SBA program offers financing option

Janet Arrowood

The U.S. Small Business Administration (SBA) guarantees several types of business loans. The 7(a) loan program constitutes the primary SBA program for providing financial assistance to small businesses.The 504 loan program provides long-term,
fixed-rate financing for major fixed assets.

This column addresses the highlights of the 7(a) program.

Before going into the basics of 7(a) loans, it’s important to understand the SBA rarely issues loans. Instead, the federal agency provides a guarantee of up to 90 percent, based on the loan amount and type, to the lender to reduce the risk of lending to small businesses.

The 7(a) program provides guaranties to lenders that allow them to provide financial help for small businesses with special requirements. There are three types of 7(a) loans: standard, express loans and CAPLines. Loan amounts, terms and funding speeds vary, but business owners can generally qualify for up to $5 million for standard 7(a) loans. The application review usually takes five to 10 business days.

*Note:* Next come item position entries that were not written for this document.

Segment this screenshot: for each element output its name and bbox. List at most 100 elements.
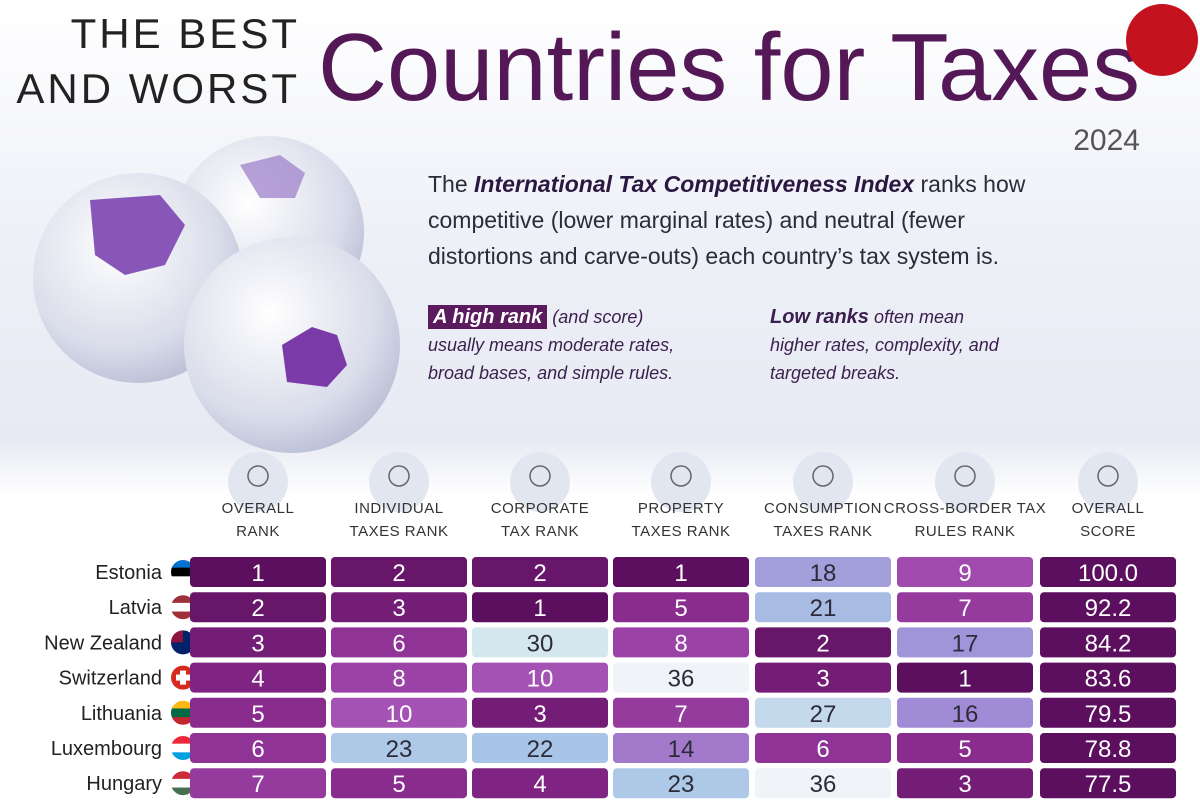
column-icon (228, 452, 288, 512)
cell (1040, 697, 1176, 728)
cell-value: 3 (392, 595, 405, 622)
country-name: Lithuania (81, 703, 163, 725)
land (240, 155, 305, 198)
cell (190, 662, 326, 693)
intro-text: ranks how competitive (lower marginal ra… (428, 171, 1026, 269)
flag-stripe (170, 752, 196, 761)
column-label: OVERALL (1072, 500, 1145, 517)
intro-emphasis: International Tax Competitiveness Index (474, 171, 915, 197)
cell (613, 557, 749, 587)
flag-stripe (170, 743, 196, 753)
flag-stripe (170, 611, 196, 621)
column-icon (935, 452, 995, 512)
cell (472, 733, 608, 763)
cell (897, 768, 1033, 799)
column-label: TAXES RANK (632, 523, 731, 540)
flag-cross (176, 674, 190, 681)
country-name: Latvia (109, 597, 163, 619)
cell-value: 1 (958, 666, 971, 693)
country-name: Switzerland (59, 668, 162, 690)
cell (755, 697, 891, 728)
cell-value: 8 (674, 630, 687, 657)
cell (190, 557, 326, 587)
cell (755, 662, 891, 693)
cell (331, 733, 467, 763)
cell-value: 5 (674, 595, 687, 622)
cell-value: 22 (527, 736, 554, 763)
column-icon (1078, 452, 1138, 512)
cell (331, 557, 467, 587)
cell-value: 10 (527, 666, 554, 693)
column-icon (510, 452, 570, 512)
flag (170, 735, 196, 761)
column-label: PROPERTY (638, 500, 724, 517)
column-label: TAXES RANK (350, 523, 449, 540)
cell (331, 592, 467, 623)
cell-value: 78.8 (1085, 736, 1132, 763)
cell (613, 592, 749, 623)
cell (190, 592, 326, 623)
cell (190, 768, 326, 799)
column-label: TAXES RANK (774, 523, 873, 540)
cell (613, 627, 749, 658)
cell-value: 4 (251, 666, 264, 693)
main-title: Countries for Taxes (318, 14, 1140, 121)
cell (1040, 627, 1176, 658)
cell (190, 733, 326, 763)
note-aside: (and score) (552, 307, 644, 327)
cell (755, 557, 891, 587)
cell-value: 7 (251, 771, 264, 798)
land (282, 327, 347, 387)
country-name: Hungary (86, 773, 162, 795)
cell-value: 23 (386, 736, 413, 763)
flag (170, 770, 196, 797)
cell-value: 18 (810, 560, 837, 587)
flag-stripe (170, 664, 196, 674)
cell-value: 2 (251, 595, 264, 622)
cell-value: 92.2 (1085, 595, 1132, 622)
cell-value: 2 (533, 560, 546, 587)
cell-value: 1 (674, 560, 687, 587)
flag (170, 699, 196, 726)
column-label: CONSUMPTION (764, 500, 882, 517)
cell-value: 2 (392, 560, 405, 587)
flag-stripe (170, 717, 196, 726)
flag-stripe (170, 594, 196, 604)
flag-stripe (170, 787, 196, 797)
cell-value: 3 (533, 701, 546, 728)
flag-stripe (170, 708, 196, 718)
cell-value: 8 (392, 666, 405, 693)
column-label: SCORE (1080, 523, 1136, 540)
flag (170, 594, 196, 621)
cell (897, 557, 1033, 587)
flag-stripe (170, 770, 196, 780)
cell (472, 592, 608, 623)
note: Low ranks often mean higher rates, comple… (770, 303, 1040, 387)
cell-value: 23 (668, 771, 695, 798)
table: OVERALL RANK INDIVIDUAL TAXES RANK CORPORATE… (44, 452, 1176, 799)
cell (1040, 557, 1176, 587)
land (90, 195, 185, 275)
cell-value: 9 (958, 560, 971, 587)
intro-text: The (428, 171, 468, 197)
cell-value: 100.0 (1078, 560, 1138, 587)
cell (755, 768, 891, 799)
cell (897, 733, 1033, 763)
cell (613, 733, 749, 763)
flag-stripe (170, 778, 196, 789)
cell (1040, 768, 1176, 799)
column-icon-glyph (388, 465, 410, 487)
cell (331, 627, 467, 658)
note-text: higher rates, complexity, and targeted b… (770, 335, 999, 383)
flag-stripe (170, 699, 196, 709)
year: 2024 (1073, 124, 1140, 157)
cell (331, 768, 467, 799)
cell-value: 7 (674, 701, 687, 728)
country-name: Estonia (95, 562, 163, 584)
column-label: TAX RANK (501, 523, 579, 540)
cell-value: 5 (251, 701, 264, 728)
cell (897, 592, 1033, 623)
cell (897, 627, 1033, 658)
logo (1126, 4, 1198, 76)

A 7(a) loan can be used for:

Acquiring, refinancing or improving real estate and buildings.

Short- and long-term working capital.

Refinancing current business debt.

Purchasing and installing machinery and equipment, including expenses related to artificial intelligence.

Purchasing furniture, fixtures and supplies.

Complete or partial changes in ownership.

Key eligibility factors for 7(a) loans are based on what the business does to earn income, credit history and where the business operates. First, business must meet SBA size limitations. Know your North American Industry Classification, or NAICS, codes. Here is a link to the list of NAICS codes:
https://www.naics.com/six-digit-naics. If you’re registered with the System for Award Management, you already chose your NAICS codes.

SBA size standards define whether or not a business is small and therefore eligible for government programs and preferences reserved for small business concerns. Size standards have been established for types of economic activity or industry. In addition, a business must operate for profit, be located in the United States, creditworthy and demonstrate the ability to repay the loan.

The SBA provides a lender match tool to help you find a lender and gather the documentation you need to apply for a 7(a) loan. You can go to the SBA website to start the process and see what documentation you need — www.sba.gov/funding-programs/loans/lender-match-connects-you-lenders.

The maximum 7(a) loan amount is $5 million. The minimum varies by loan program, but is generally about $25,000. For amounts up to $50,000, the SBA microloan program could offer a better option.

Loan recipients could be required to put up collateral, obtain life insurance to cover the loan amount or provide personal guarantees if your business doesn’t have sufficient assets and collateral.

Loan repayment terms vary according to several factors. Most 7(a) term loans are repaid with monthly payments of principal and interest from the cash flow of the business. Payments stay the same for fixed-rate loans because the interest rate is constant. For variable rate loans, the lender could require a different payment amount when the interest rate changes.

Note: The lending market is in constant flux, particularly in the current high interest rate market. Approach several lenders to determine the best fit for your business.